McDonald treated Adams for migraines for several months until September 2013, when she had another spell of dizziness, headache and blurred vision, along with tingling and numbness on her right side.

She once again went to the ER at Northeast Georgia, where the attending physician suspected she might have had a stroke and ordered an echocardiogram that revealed a tumor in the left ventricle of her heart.

The tumor was surgically removed, but Adams' stroke caused brain damage, leaving her with only half her vision in each eye, memory and processing difficulties, headaches and a seizure disorder.

Matt Cook, Cook Law Group in Gainsville. Matt Cook, Cook Law Group, Gainesville, Georgia

Cook said that Adams eventually returned to work at Longstreet part-time but was only able to put in about 20 percent of the hours she had formerly worked. In what Cook conceded was an awkward arrangement, she remained there until early this year, even as her case against her employer and co-worker was pending.

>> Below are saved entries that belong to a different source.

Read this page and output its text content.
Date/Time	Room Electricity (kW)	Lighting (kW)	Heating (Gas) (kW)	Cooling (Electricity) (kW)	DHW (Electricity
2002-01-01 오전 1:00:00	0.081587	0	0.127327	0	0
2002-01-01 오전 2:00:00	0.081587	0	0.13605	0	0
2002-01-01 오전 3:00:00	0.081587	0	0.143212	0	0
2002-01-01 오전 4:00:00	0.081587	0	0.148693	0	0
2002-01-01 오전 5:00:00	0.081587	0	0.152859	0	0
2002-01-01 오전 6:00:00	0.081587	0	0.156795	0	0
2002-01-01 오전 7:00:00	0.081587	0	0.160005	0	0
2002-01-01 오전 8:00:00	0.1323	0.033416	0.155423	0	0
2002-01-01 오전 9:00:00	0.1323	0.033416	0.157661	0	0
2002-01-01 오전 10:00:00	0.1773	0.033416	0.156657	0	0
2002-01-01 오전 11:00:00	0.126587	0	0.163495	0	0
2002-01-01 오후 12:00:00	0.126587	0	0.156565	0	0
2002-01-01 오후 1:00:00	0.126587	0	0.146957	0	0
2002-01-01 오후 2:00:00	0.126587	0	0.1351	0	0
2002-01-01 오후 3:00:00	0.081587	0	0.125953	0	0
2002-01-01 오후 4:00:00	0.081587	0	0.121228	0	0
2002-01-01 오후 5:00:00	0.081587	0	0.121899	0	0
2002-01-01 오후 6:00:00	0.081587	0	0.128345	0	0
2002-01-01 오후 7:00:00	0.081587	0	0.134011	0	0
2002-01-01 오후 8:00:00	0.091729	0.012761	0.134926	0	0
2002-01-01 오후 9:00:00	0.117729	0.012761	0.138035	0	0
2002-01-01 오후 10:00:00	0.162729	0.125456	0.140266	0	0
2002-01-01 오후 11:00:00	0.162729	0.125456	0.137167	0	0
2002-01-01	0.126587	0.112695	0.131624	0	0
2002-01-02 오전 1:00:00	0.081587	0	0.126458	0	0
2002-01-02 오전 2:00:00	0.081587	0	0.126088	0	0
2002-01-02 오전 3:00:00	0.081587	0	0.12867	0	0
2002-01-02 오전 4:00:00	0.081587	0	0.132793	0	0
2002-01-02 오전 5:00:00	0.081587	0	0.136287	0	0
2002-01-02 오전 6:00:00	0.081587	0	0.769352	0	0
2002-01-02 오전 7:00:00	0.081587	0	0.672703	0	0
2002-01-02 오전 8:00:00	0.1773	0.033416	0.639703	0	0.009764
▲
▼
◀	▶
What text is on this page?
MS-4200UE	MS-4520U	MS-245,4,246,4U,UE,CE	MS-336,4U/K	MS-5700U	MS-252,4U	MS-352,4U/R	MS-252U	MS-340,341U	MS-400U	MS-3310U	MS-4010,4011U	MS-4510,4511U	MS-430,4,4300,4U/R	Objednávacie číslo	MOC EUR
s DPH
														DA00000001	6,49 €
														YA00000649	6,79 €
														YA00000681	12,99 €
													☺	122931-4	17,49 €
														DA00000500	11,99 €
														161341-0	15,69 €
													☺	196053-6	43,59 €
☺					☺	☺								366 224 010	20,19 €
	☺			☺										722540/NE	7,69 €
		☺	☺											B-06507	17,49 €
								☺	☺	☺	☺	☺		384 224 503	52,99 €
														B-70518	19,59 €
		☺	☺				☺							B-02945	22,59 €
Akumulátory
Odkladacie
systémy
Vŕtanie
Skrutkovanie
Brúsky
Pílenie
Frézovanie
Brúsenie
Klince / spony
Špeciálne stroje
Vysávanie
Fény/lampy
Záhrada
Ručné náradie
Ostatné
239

Adams sued McDonald and his practice, Longstreet, along with Penix and his employer, Northeast Georgia Physicians Group, in Fulton County State Court.

The defendants moved for summary judgment, arguing that the two-year statute of limitations for medical malpractice barred the lawsuit.

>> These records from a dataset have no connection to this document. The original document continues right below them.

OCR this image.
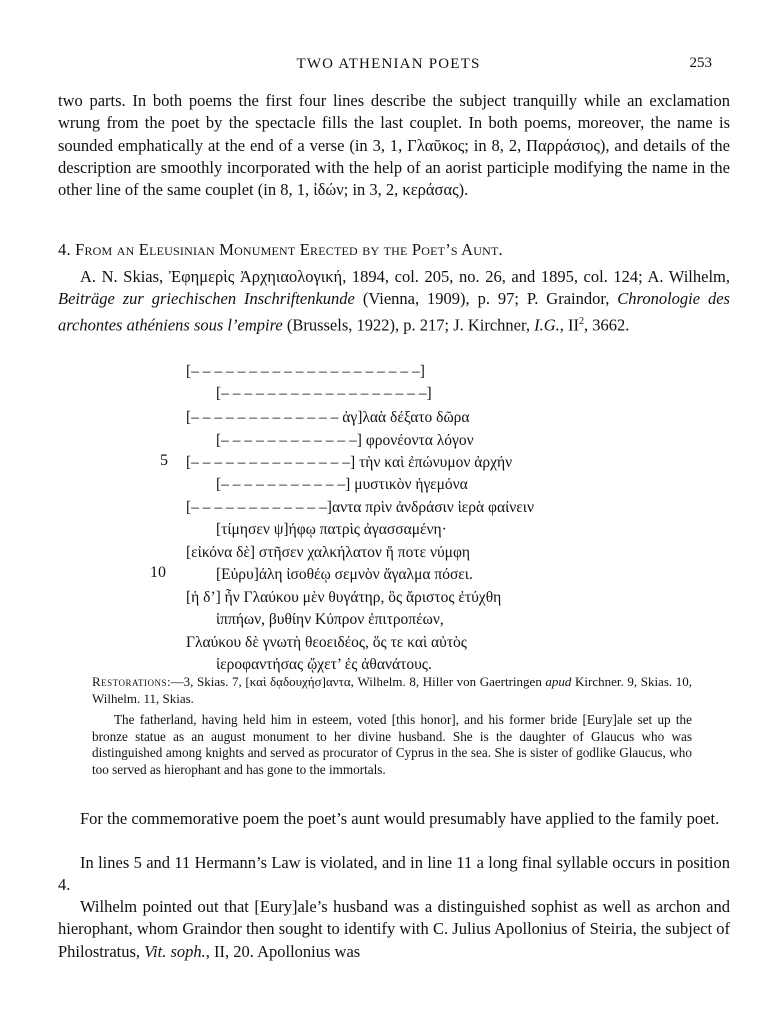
TWO ATHENIAN POETS	253

two parts. In both poems the first four lines describe the subject tranquilly while an exclamation wrung from the poet by the spectacle fills the last couplet. In both poems, moreover, the name is sounded emphatically at the end of a verse (in 3, 1, Γλαῦκος; in 8, 2, Παρράσιος), and details of the description are smoothly incorporated with the help of an aorist participle modifying the name in the other line of the same couplet (in 8, 1, ἰδών; in 3, 2, κεράσας).

4. From an Eleusinian Monument Erected by the Poet’s Aunt.

A. N. Skias, Ἐφημερὶς Ἀρχηιαολογική, 1894, col. 205, no. 26, and 1895, col. 124; A. Wilhelm, Beiträge zur griechischen Inschriftenkunde (Vienna, 1909), p. 97; P. Graindor, Chronologie des archontes athéniens sous l’empire (Brussels, 1922), p. 217; J. Kirchner, I.G., $II^2$, 3662.

[– – – – – – – – – – – – – – – – – – – –]
[– – – – – – – – – – – – – – – – – –]
[– – – – – – – – – – – – – ἀγ]λαὰ δέξατο δῶρα
[– – – – – – – – – – – –] φρονέοντα λόγον
5 [– – – – – – – – – – – – – –] τὴν καὶ ἐπώνυμον ἀρχήν
[– – – – – – – – – – –] μυστικὸν ἡγεμόνα
[– – – – – – – – – – – –]αντα πρὶν ἀνδράσιν ἱερὰ φαίνειν
[τίμησεν ψ]ήφῳ πατρὶς ἀγασσαμένη·
[εἰκόνα δὲ] στῆσεν χαλκήλατον ἥ ποτε νύμφη
10	[Εὐρυ]άλη ἰσοθέῳ σεμνὸν ἄγαλμα πόσει.
[ἡ δ’] ἦν Γλαύκου μὲν θυγάτηρ, ὃς ἄριστος ἐτύχθη
ἱππήων, βυθίην Κύπρον ἐπιτροπέων,
Γλαύκου δὲ γνωτὴ θεοειδέος, ὅς τε καὶ αὐτὸς
ἱεροφαντήσας ᾤχετ’ ἐς ἀθανάτους.
Restorations:—3, Skias. 7, [καὶ δᾳδουχήσ]αντα, Wilhelm. 8, Hiller von Gaertringen apud Kirchner. 9, Skias. 10, Wilhelm. 11, Skias.
The fatherland, having held him in esteem, voted [this honor], and his former bride [Eury]ale set up the bronze statue as an august monument to her divine husband. She is the daughter of Glaucus who was distinguished among knights and served as procurator of Cyprus in the sea. She is sister of godlike Glaucus, who too served as hierophant and has gone to the immortals.

For the commemorative poem the poet’s aunt would presumably have applied to the family poet.

In lines 5 and 11 Hermann’s Law is violated, and in line 11 a long final syllable occurs in position 4.

Wilhelm pointed out that [Eury]ale’s husband was a distinguished sophist as well as archon and hierophant, whom Graindor then sought to identify with C. Julius Apollonius of Steiria, the subject of Philostratus, Vit. soph., II, 20. Apollonius was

State Court Chief Judge Diane Bessen agreed and dismissed the case, but the Court of Appeals ruled last year that there was “conflicting evidence” as to whether Adams had suffered a brain injury from the earlier event and whether she might have, indeed, been experiencing migraines until she had the stroke.

“A jury must decide the cause of the intervening symptoms Kelly Adams experienced between the January and September [incidents] to ascertain whether or not the statute of limitations bars her claims,” the opinion said.

During the trial that began May 20, Bailey said the co-defendants presented a united defense and argued there was no violation of the standard of care.

Key plaintiffs' experts included neurologist John Rothrock of the George Washington University School of Medicine & Health Sciences, cardiologist Tom Thomas of Vanderbilt University and economist Frank Adams, formerly of Kennesaw State University, Cook said.

Defense experts included neurologists Jay Schecter with the Harbin Clinic in Rome, and Robert J. Adams from Charleston, South Carolina.

During closing arguments, Cook said he asked for damages between $9 million and $15 million.

“We gave then a range of special damages for her lost wages claim; she was only a year into her practice when this happened,” he said.  

Evidence closed Thursday afternoon, and the jury returned Friday morning to begin deliberations.

They returned with a straight defense verdict after about three hours.

“That was pretty fast for a complex medical malpractice case,” Bailey said.

Afterward, jurors said they were “troubled” by the fact that Adams kept working for Longstreet for so many years and they had indicated that 10 of the 12 panelists voted for the defense from the outset, Bailey said.

He also said the bottom end of the high-low struck while the jury was out “was about the same amount we had offered in an offer of judgment a couple of months before trial, so we felt very good about the outcome.”